Yesterday, after listening to arguments from Mr. Singh and attorney-at-law Mr. Nigel Hughes, who is seeking intervention in the proceedings on behalf of Bibi Shameeza Hamid, the mother of 13-year-old Bibi Natalia Hamid, the subject of a habeas corpus case, Justice Cummings-Edwards reserved her ruling for Monday at 3 p.m. (15:00 hrs)

The intervention of the Attorney General with the Constitutional Motion has its genesis in a habeas corpus case brought by Bibi Shameeza Hamid, seeking to have businessman Reeaz Khan produce her daughter Bibi Natalia Hamid in Court. The girl was allegedly in Khan's custody.

The girl was produced in Court, but during the hearing, the judge, Mr. Beasraj S. Roy, ordered that the child be placed in the custody of her mother and her maternal aunt. It is said that she escaped from their custody.

Following reports that the girl with assistance from Khan had flouted the Court's order, Justice Roy made another order, which resulted in the child being sent to the New Opportunity Corps for protection until the habeas corpus hearing, and the contempt proceedings arising therefrom, were heard and determined.

Attorney General Mr. Doodnauth Singh, who had intervened in the interest of the public, had objected to the child being sent to the NOC because of the stigma attached thereto. He advised that she be sent to one of the orphanages or children's homes in the country.

This advice did not find favour with the judge, and the girl was sent to the New Opportunity Corps.

Continuing his arguments yesterday, the Attorney General made it clear that he did not intervene on behalf of the girl Natalia, but as the legal guardian of the Constitution.
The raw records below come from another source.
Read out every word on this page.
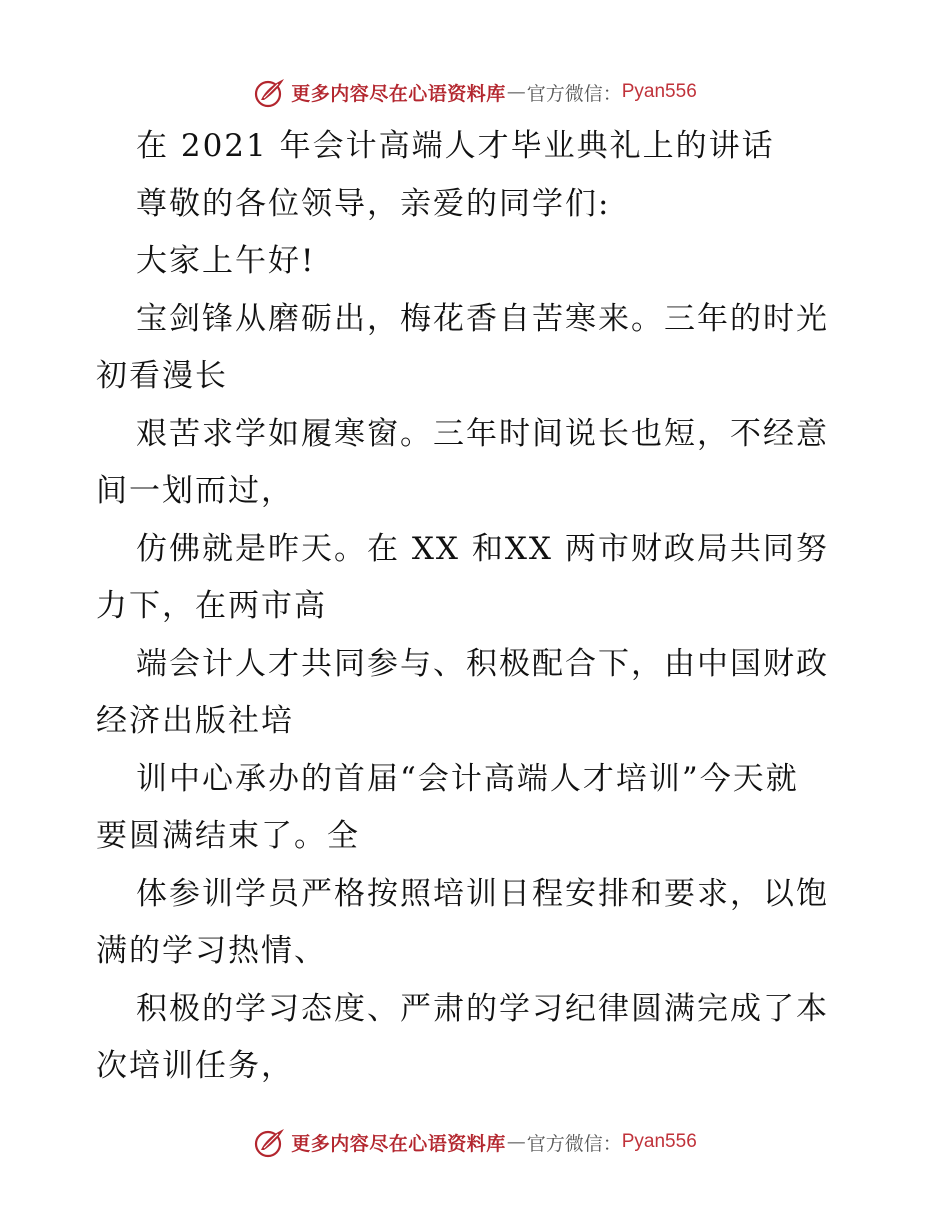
更多内容尽在心语资料库 — 官方微信： Pyan556
在 2021 年会计高端人才毕业典礼上的讲话
尊敬的各位领导，亲爱的同学们:
大家上午好!
宝剑锋从磨砺出，梅花香自苦寒来。三年的时光
初看漫长
艰苦求学如履寒窗。三年时间说长也短，不经意
间一划而过，
仿佛就是昨天。在 XX 和XX 两市财政局共同努
力下，在两市高
端会计人才共同参与、积极配合下，由中国财政
经济出版社培
训中心承办的首届“会计高端人才培训”今天就
要圆满结束了。全
体参训学员严格按照培训日程安排和要求，以饱
满的学习热情、
积极的学习态度、严肃的学习纪律圆满完成了本
次培训任务，
更多内容尽在心语资料库 — 官方微信： Pyan556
Mr. Singh said that he had intervened because a section of the Constitution had been contravened, and he wanted to put it right.

He cited examples of habeas corpus cases to prove that the object of the habeas corpus proceedings was to have the girl produced. Singh declared that after the girl was produced, that was the end of the matter.

The judge, the Attorney General said, went further than the application asked for and decided to make other orders.

Referring to himself as the legal guardian of the Constitution and the Judiciary, Mr. Singh cited a number of legal authorities that gave the Attorney General the right to intervene in matters not pertaining to the state, as long as the Constitution was involved.

One of the examples cited was that of Durity - a Guyana case, in which the then Chancellor Keith Massiah had decided along the same lines that he (the Attorney General) was advocating.

Attorney-at-law Mr. Nigel Hughes in reply accused the Attorney General of shifting from his original stand by saying that he was not intervening on behalf of the girl but that he was doing so because the Constitution was being violated.

That, said Mr. Hughes, made it quite clear that the Attorney General did not have any locus standi, since the Constitution did not give him the right he had assumed.

Hughes disagreed with the assertion that the Attorney General was the legal guardian of the Constitution. On the contrary, Hughes pointed out, it was the Judiciary, which was the legal guardian of the Constitution.

Mr. Hughes also argued that the A. G. could rightly appear in a matter in the public interest, but not as a guardian of the Constitution. If, as he said, he was not representing the child, then his only recourse was to appeal the decision of Justice Roy's order, which was not a final order.

Hughes, who had been asking the Court for permission to intervene, a right which the A.G. said Hughes did not have, also submitted that the Court should either give the mother of the child the right to intervene in the hearing of the Constitutional motion, or dismiss the motion.

At this stage, the judge announced that she would deliver her ruling at 3 p.m. on Monday.

As happened at the previous hearings, yesterday's session attracted a number of spectators. However, Justice B.S. Roy, who was reportedly invited to attend, was not present.